I use the metaphor of a kite for research in novels. The string of the kite is the research, and it should be robust enough to keep the kite tethered to the ground (and not have it float away). The actual narrative is the kite. And the challenge of the novelist is to make the kite soar and sing and dance (not focus on the string).

The narrator's acidic observations about the world around him hold our interest, but at the same time I was impressed by how unlikeable you make him earlier in the book. Were you ever concerned you might lose readers through the first 100 pages or so, which are told solely from his perspective?

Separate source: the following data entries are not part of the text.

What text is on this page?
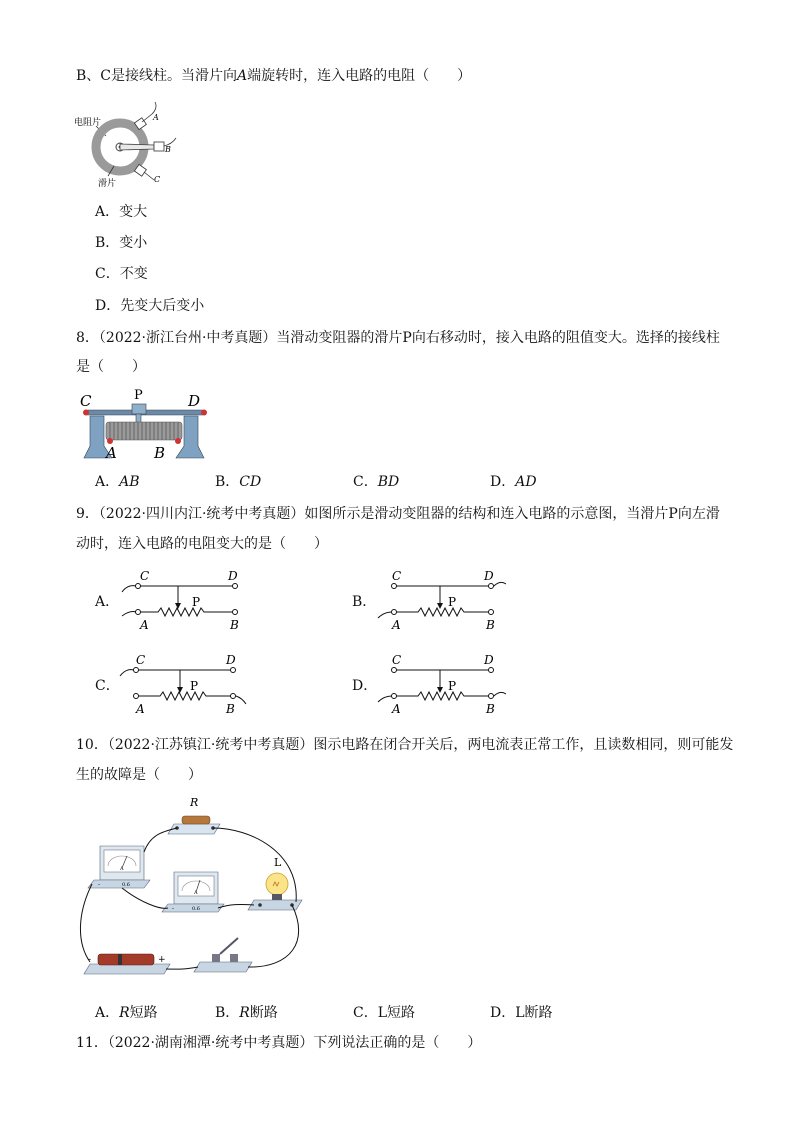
B、C是接线柱。当滑片向A端旋转时，连入电路的电阻（　　）
电阻片
A
B
C
滑片
A．变大
B．变小
C．不变
D．先变大后变小
8．（2022·浙江台州·中考真题）当滑动变阻器的滑片P向右移动时，接入电路的阻值变大。选择的接线柱
是（　　）
C	P	D
A B
A．AB	B．CD	C．BD	D．AD
9．（2022·四川内江·统考中考真题）如图所示是滑动变阻器的结构和连入电路的示意图，当滑片P向左滑
动时，连入电路的电阻变大的是（　　）
A．
C	D
P
A	B
B．
C	D
P
A	B
C．
C	D
P
A	B
D．
C	D
P
A	B
10．（2022·江苏镇江·统考中考真题）图示电路在闭合开关后，两电流表正常工作，且读数相同，则可能发
生的故障是（　　）
R
A
-	0.6
A
-	0.6
L
-	+
A．R短路	B．R断路	C．L短路	D．L断路
11．（2022·湖南湘潭·统考中考真题）下列说法正确的是（　　）
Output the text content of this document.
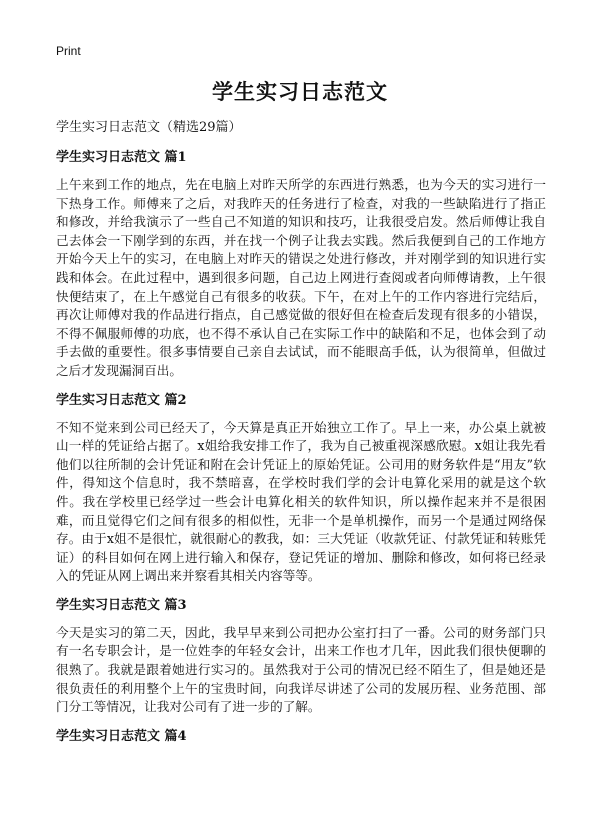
Print
学生实习日志范文
学生实习日志范文（精选29篇）
学生实习日志范文 篇1

上午来到工作的地点，先在电脑上对昨天所学的东西进行熟悉，也为今天的实习进行一下热身工作。师傅来了之后，对我昨天的任务进行了检查，对我的一些缺陷进行了指正和修改，并给我演示了一些自己不知道的知识和技巧，让我很受启发。然后师傅让我自己去体会一下刚学到的东西，并在找一个例子让我去实践。然后我便到自己的工作地方开始今天上午的实习，在电脑上对昨天的错误之处进行修改，并对刚学到的知识进行实践和体会。在此过程中，遇到很多问题，自己边上网进行查阅或者向师傅请教，上午很快便结束了，在上午感觉自己有很多的收获。下午，在对上午的工作内容进行完结后，再次让师傅对我的作品进行指点，自己感觉做的很好但在检查后发现有很多的小错误，不得不佩服师傅的功底，也不得不承认自己在实际工作中的缺陷和不足，也体会到了动手去做的重要性。很多事情要自己亲自去试试，而不能眼高手低，认为很简单，但做过之后才发现漏洞百出。

学生实习日志范文 篇2

不知不觉来到公司已经天了，今天算是真正开始独立工作了。早上一来，办公桌上就被山一样的凭证给占据了。x姐给我安排工作了，我为自己被重视深感欣慰。x姐让我先看他们以往所制的会计凭证和附在会计凭证上的原始凭证。公司用的财务软件是“用友”软件，得知这个信息时，我不禁暗喜，在学校时我们学的会计电算化采用的就是这个软件。我在学校里已经学过一些会计电算化相关的软件知识，所以操作起来并不是很困难，而且觉得它们之间有很多的相似性，无非一个是单机操作，而另一个是通过网络保存。由于x姐不是很忙，就很耐心的教我，如：三大凭证（收款凭证、付款凭证和转账凭证）的科目如何在网上进行输入和保存，登记凭证的增加、删除和修改，如何将已经录入的凭证从网上调出来并察看其相关内容等等。

学生实习日志范文 篇3

今天是实习的第二天，因此，我早早来到公司把办公室打扫了一番。公司的财务部门只有一名专职会计，是一位姓李的年轻女会计，出来工作也才几年，因此我们很快便聊的很熟了。我就是跟着她进行实习的。虽然我对于公司的情况已经不陌生了，但是她还是很负责任的利用整个上午的宝贵时间，向我详尽讲述了公司的发展历程、业务范围、部门分工等情况，让我对公司有了进一步的了解。

学生实习日志范文 篇4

Good question. In fact, it took me a very long time to arrive at the voice of the book.
My material, and my ambition, for the novel was overwhelming. I was pursuing the polyphony and the incredible multiplicity and insane blend of modernity and antiquity of India. I risked banality (my single greatest dread) with a voice that would be sincere. It's only when I found the voice of that acidic, acerbic, dislikeable narrator was I able to enter my material. I needed that angularity to dig myself in. It's like when you put a spade into the ground — you go in at an angle. It provides traction, it allows you to upturn the earth, you can dig deep.
Alas, terrible thing to say, but I was not thinking of the reader at all. I just wanted to tell the story I wanted to tell — as uncompromisingly as I could. I was walking a road in the dark — the daylight of readers, etc., lay far away.
Many of your characters, even some of the most venal, cite the Bhagavad Gita as an inspiration and a guide to action — and seem to be quite sincere in doing so. Would you care to comment on this aspect of the book? Has it attracted much notice in India?
That was a deliberate conceit I played with in the book.
I believe the greatest beauty and horror of Hinduism is that it has a morally slippery core. Unlike Islam or Christianity, it's not a sternly prescriptive religion. It leaves volition to the individual; and its most famous text, the Gita, creates a panoply of justifications for human action. From seer to mafia don, we all find our validations in that amazing text.
Somewhere, I believe, this Hindu ethos permeates all life on the Indian subcontinent, for better and for worse. As a novelist struggling to write India, this was a highly potent and seductive strand.
Lastly, I'm curious to know what it's like to write a 500-page novel that focuses so relentlessly on squalor and violence. Were there ever times when you felt as if the material might be getting to you?
Not at all. I live in its midst.
And a writer's job is to serve up the unpalatable, to provide discomfiture, to force us to see much of what we would try and duck. A writer's job is not to provide amusement or reassurances. That's the job of cinema and TV and religion and politics.
Having said that, I feel the lives of all the assassins contain both beauty and moments of epiphany. And of course there is always the great and wonderful refuge of humor — and I hope Assassins shines with some of it.